Le Pays du Lieutenant Schreiber/
Andréi Makine
C'est à la suite de la publication en 2006 de son livre «
Cette France qu'on oublie d'aimer » qu'
Andréi Makine reçoit un courrier de J.C. Servan-Schreiber qui désire le rencontrer pour lui parler de sa guerre à lui, de son engagement comme officier, de son renvoi avec la Légion d'honneur en 1941 parce qu'il est Juif.
JCSS entrera à la suite dans la Résistance.
Et
Makine va l'encourager à écrire son histoire…
Mais, de nos jours, les éditeurs ne sont pas franchement intéressés par la publication de
mémoires de guerre.
C'est au cours de 2010 qu'
Andréi Makine annonce à Jean Claude Serva-Schreiber âgé de 92 ans que ses souvenirs de la Seconde Guerre Mondiale n'ont pas connu le succès escompté.
À la suite de cet échec
Makine pose des questions en évoquant un certain nombre de faits d'armes qu'a connu le lieutenant Schreiber. Mais pas seulement…
C'est un livre fort et touchant, très bien écrit, dans lequel le système en prend pour son grade.
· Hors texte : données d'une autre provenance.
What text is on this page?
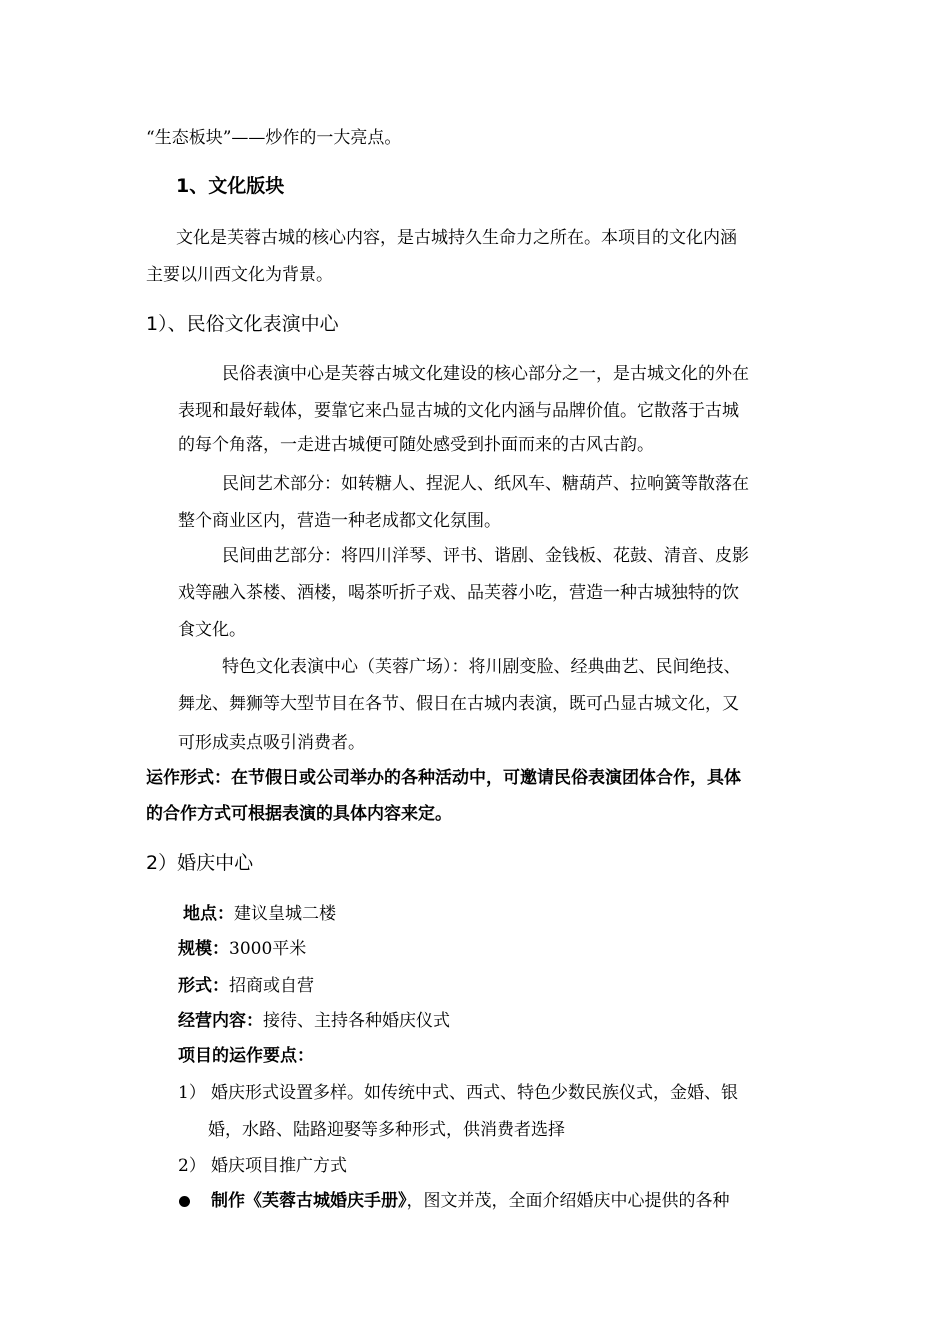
“生态板块”——炒作的一大亮点。
1、文化版块
文化是芙蓉古城的核心内容，是古城持久生命力之所在。本项目的文化内涵
主要以川西文化为背景。
1）、民俗文化表演中心
民俗表演中心是芙蓉古城文化建设的核心部分之一，是古城文化的外在
表现和最好载体，要靠它来凸显古城的文化内涵与品牌价值。它散落于古城
的每个角落，一走进古城便可随处感受到扑面而来的古风古韵。
民间艺术部分：如转糖人、捏泥人、纸风车、糖葫芦、拉响簧等散落在
整个商业区内，营造一种老成都文化氛围。
民间曲艺部分：将四川洋琴、评书、谐剧、金钱板、花鼓、清音、皮影
戏等融入茶楼、酒楼，喝茶听折子戏、品芙蓉小吃，营造一种古城独特的饮
食文化。
特色文化表演中心（芙蓉广场）：将川剧变脸、经典曲艺、民间绝技、
舞龙、舞狮等大型节目在各节、假日在古城内表演，既可凸显古城文化，又
可形成卖点吸引消费者。
运作形式：在节假日或公司举办的各种活动中，可邀请民俗表演团体合作，具体
的合作方式可根据表演的具体内容来定。
2）婚庆中心
地点：建议皇城二楼
规模：3000平米
形式：招商或自营
经营内容：接待、主持各种婚庆仪式
项目的运作要点：
1） 婚庆形式设置多样。如传统中式、西式、特色少数民族仪式，金婚、银
婚，水路、陆路迎娶等多种形式，供消费者选择
2） 婚庆项目推广方式
制作《芙蓉古城婚庆手册》，图文并茂，全面介绍婚庆中心提供的各种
La « littérature » française contemporaine est aussi la cible de
Makine, « une littérature légère, jetable, de divertissement par des auteurs qui prostituent leur plume et encombrent les librairies…avec en prime la crétinisation des masses par les séries télévisées et les livres qui imitent ces séries…Un ignoble égout qui impose aux milliards d'humains décérébrés ce qu'ils doivent penser, , aimer, convoiter, ce qu'ils doivent apprécier ou condamner. le seul but de cette entreprise de crétinisation est le profit. »
Et d'ajouter :
« Un pays rendu invisible derrière les frétillantes idoles d'un jour, clowns de la politicaillerie scénarisée. »
Makine , dans un autre domaine, se livre à une mise en pièces de l'existentialisme, vouant aux gémonies
Sartre, Camus,
Simone de Beauvoir et compagnie qui festoyaient pendant que Scheiber et ses compagnons allaient au casse-pipe :
« En 1955, presque aveugle, à la santé ravagée,
Chalamov quittait le goulag pendant que
Sartre succombant aux charmes du régime soviétique, déclarait que la liberté de penser, en URSS, ne connaissait aucune entrave ! »
Chacun penserace qu'il veut de ces règlements de compte. Dans l'ensemble je suis assez d'accord, notamment avec le jugement porté sur la « littérature » de masse, les meilleures ventes d'aujourd'hui.
Makine revient aussi sur les devoirs de celui qui choisit de vivre dans un autre pays que celui de sa naissance :
« Il faut tout simplement aimer le pays qui vous a donné l'hospitalité et pour cela il n'est pas inutile de se débarrasser de quelques oripeaux confessionnels et coutumiers. »
Un livre en bref que j'ai bien aimé, même si je n'ai pas retrouvé le registre habituel de
Andréi Makine. Mais son style est toujours aussi plaisant et parfait.